Título: O fim da Varig
Autor:
Fonte: O Estado de São Paulo, 22/06/2006, Notas e Informações, p. A3

A Varig, que já foi a maior empresa aérea do País, está em seus estertores. Nos últimos dias, quase nada restava do padrão de qualidade que durante sete décadas tornou a empresa conhecida em todo o mundo. Vôos atrasados e cancelados, aviões parados por falta de manutenção e combustível, dívidas que provavelmente nunca serão saldadas - esse foi o resultado de um longo período de má administração, agravado por um sistema de controle acionário, em mãos da Fundação Ruben Berta, que inviabilizou todas as tentativas de recuperação da empresa.

Não faltaram esforços para tentar salvar a empresa. A homologação da venda da Varig à NV Participações, constituída pela associação Trabalhadores do Grupo Varig (TGV), por exemplo, só se entende quando se conhece a opinião do juiz Luiz Roberto Ayoub sobre a empresa. Para o magistrado que conduz o processo de recuperação judicial, a Varig é uma "empresa maravilhosa" e "eu não trabalho com a hipótese de quebra dessa empresa". Para evitar a decretação da falência da empresa - que tem dívidas reconhecidas no valor de R$ 7,9 bilhões e podem chegar a R$ 10 bilhões, vem tendo seguidos déficits operacionais de vulto e não gera recursos para pagar despesas básicas - como o arrendamento dos aviões, combustível e tarifas aeroportuárias - e está reduzindo suas operações no País e no Exterior por absoluta falta de condições operacionais -, o juiz da 8ª Vara Empresarial do Rio de Janeiro esticou a nova Lei de Falências ao extremo. Não só fez o leilão da empresa uma semana após a publicação do edital - quando a lei fixa um prazo mínimo de 30 dias -, como aceitou as condições inaceitáveis do único grupo que se aventurou a arrematar a Varig. Antes, para evitar que os aviões ficassem no chão - o que acabou acontecendo, de uma maneira ou de outra -, obrigou a BR Distribuidora a fornecer combustível à Varig a prazo, apesar do calote continuado.

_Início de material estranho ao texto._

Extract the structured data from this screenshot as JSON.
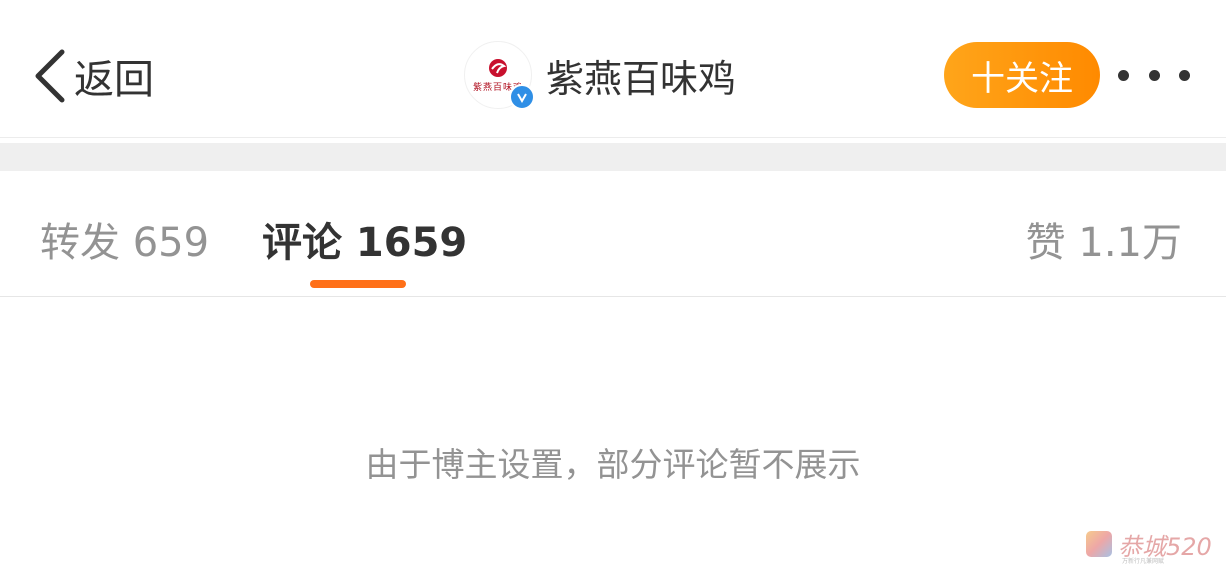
{
  "nav": {
    "back_label": "返回",
    "account_name": "紫燕百味鸡",
    "avatar_text": "紫燕百味鸡",
    "follow_label": "十关注"
  },
  "tabs": {
    "repost": "转发 659",
    "comment": "评论 1659",
    "like": "赞 1.1万"
  },
  "notice": "由于博主设置，部分评论暂不展示",
  "watermark": {
    "text": "恭城520",
    "subtext": "万新行凡兼网赋"
  },
  "colors": {
    "accent": "#ff7018",
    "follow_button": "#ff9a00",
    "verified": "#2f8fe6"
  }
}
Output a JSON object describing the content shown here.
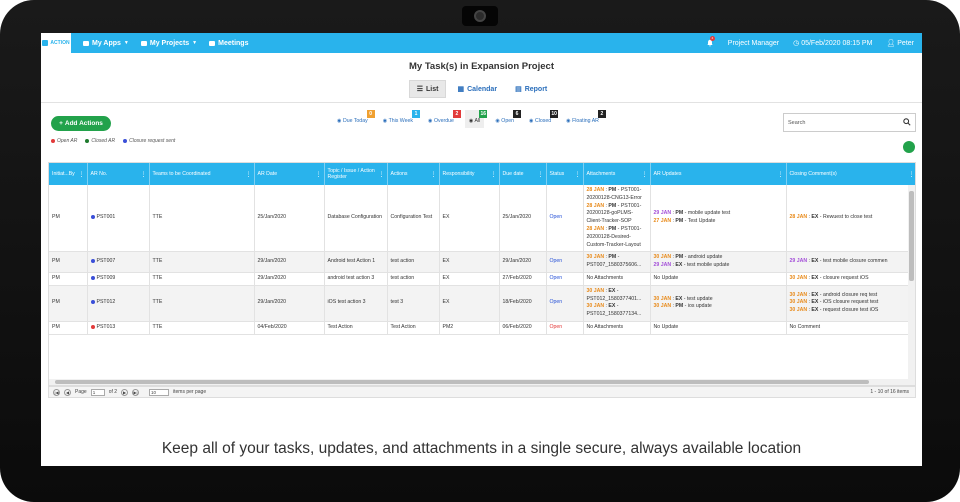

As condições da compra finalmente homologadas pelo juiz Ayoub são mirabolantes. A oferta mínima fora fixada, no edital, em US$ 860 milhões. A TGV ofereceu US$ 449 milhões, ou R$ 1,010 bilhão, sendo que R$ 285 milhões em dinheiro vivo - que ninguém viu -, R$ 225 milhões em créditos trabalhistas e R$ 500 milhões em debêntures e a serem emitidas em 20 anos. Ou seja, os atuais credores da empresa - que deveriam receber, como amortização do débito, o produto da venda da Varig - receberiam promessas e papéis impressos. E, isso, se a Justiça do Trabalho permitisse a transferência dos créditos trabalhistas e se a Comissão de Valores Mobiliários autorizasse a emissão de debêntures sem cobertura.

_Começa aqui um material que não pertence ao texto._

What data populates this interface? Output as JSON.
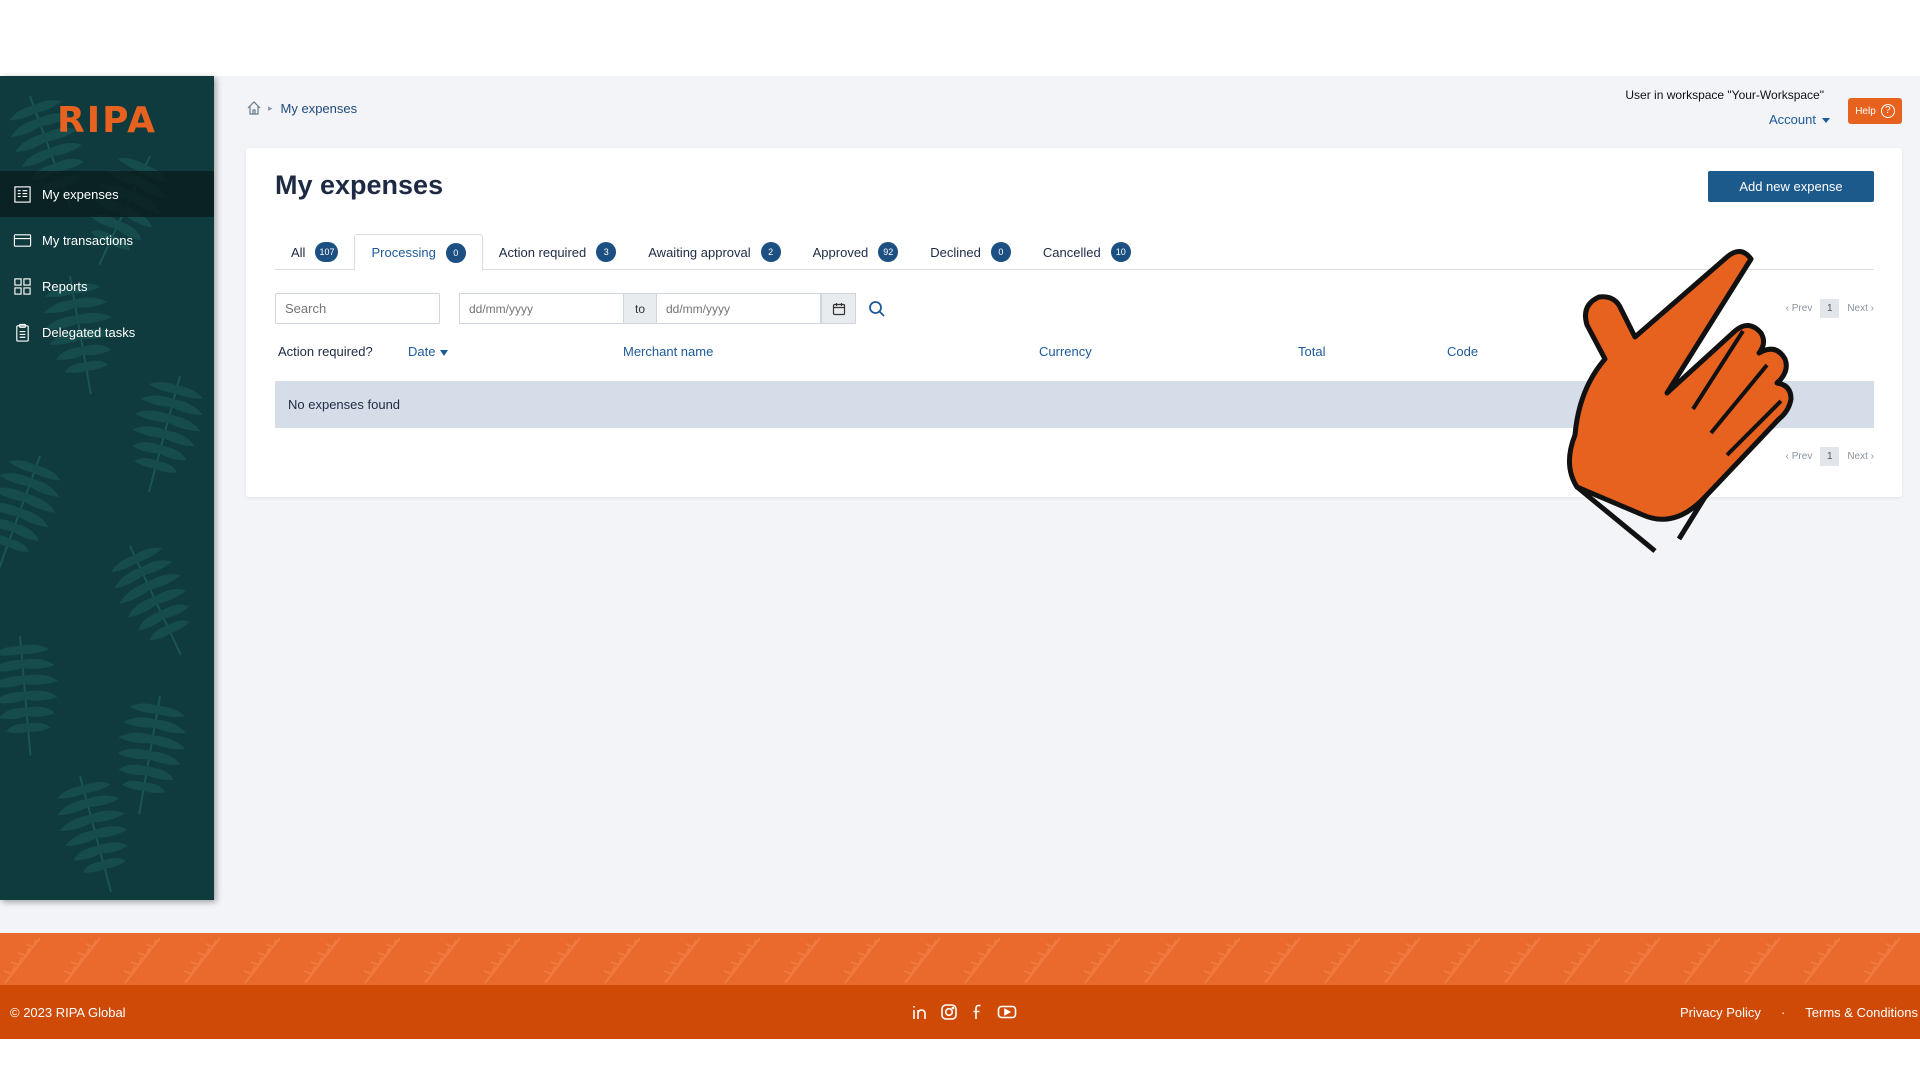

A TGV deverá, também, depositar, até amanhã, US$ 75 milhões para cobrir as despesas mais prementes da Varig, como o arrendamento de aeronaves, combustíveis e taxas aeroportuárias. Durante os 11 dias entre o leilão e a sua homologação, a TGV prometeu apresentar sócios financeiros, que nunca apareceram, que honrariam os compromissos imediatos da Varig. Na véspera da homologação, o juiz Ayoub declarou-se satisfeito com o plano de negócios da TGV - mas os sócios não apareceram e a associação voltou, no dia seguinte, a pedir financiamentos ao BNDES, que já os recusara por falta de garantias.

É interessante notar que os supostos sócios financeiros da TGV sempre foram apresentados como importantes grupos financeiros internacionais. Nem por um instante, no entanto, houve a preocupação em se saber se a participação desses grupos ultrapassaria os 20% do capital da nova Varig em mãos de estrangeiros - limite imposto pela lei brasileira para as empresas aéreas.

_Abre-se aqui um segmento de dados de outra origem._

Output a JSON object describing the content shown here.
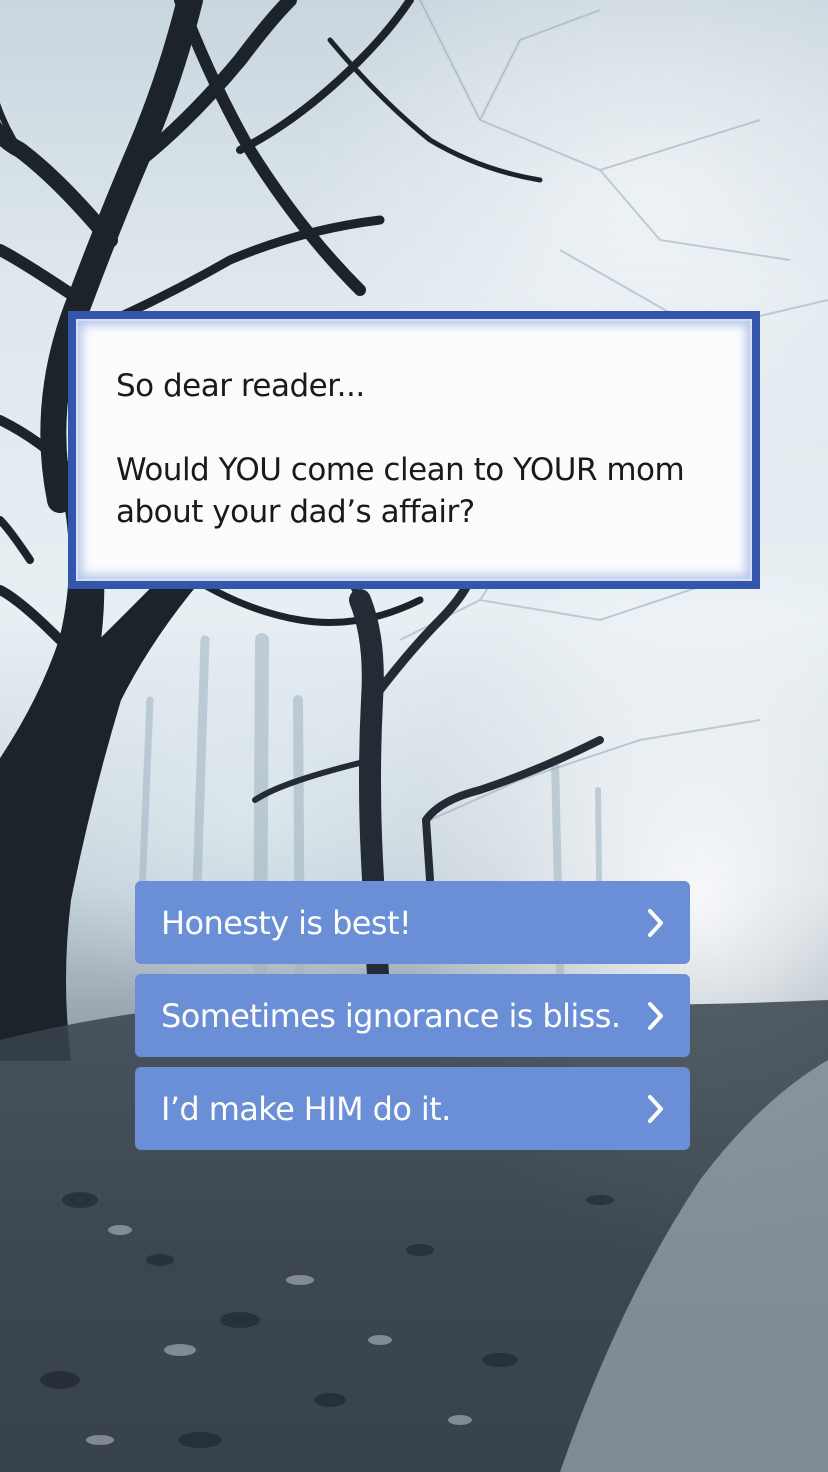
{
  "scene": {
    "background": "misty-forest",
    "accent_color": "#3355aa",
    "button_color": "#6a8fd6"
  },
  "dialog": {
    "line1": "So dear reader...",
    "line2": "Would YOU come clean to YOUR mom",
    "line3": "about your dad’s affair?"
  },
  "choices": [
    {
      "label": "Honesty is best!",
      "icon": "chevron-right-icon"
    },
    {
      "label": "Sometimes ignorance is bliss.",
      "icon": "chevron-right-icon"
    },
    {
      "label": "I’d make HIM do it.",
      "icon": "chevron-right-icon"
    }
  ]
}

Fala-se agora que a homologação da proposta da TGV pelo juiz Ayoub foi um expediente para forçar uma solução de mercado e evitar que o caso se arrastasse indefinidamente nos tribunais. Pode ser. O fato é que o mercado não levou a sério a proposta apresentada pela TGV, os passageiros deixaram de procurar a Varig e as empresas de arrendamento de aviões, a Infraero e a BR Distribuidora - cansadas de esperar por pagamentos que não eram honrados - decidiram recuperar suas aeronaves e somente fornecer combustível e serviços à vista. Sem contar com capital de giro e sem poder gerar receita operacional, a Varig morre de inanição, fechando melancolicamente uma era da aviação comercial brasileira.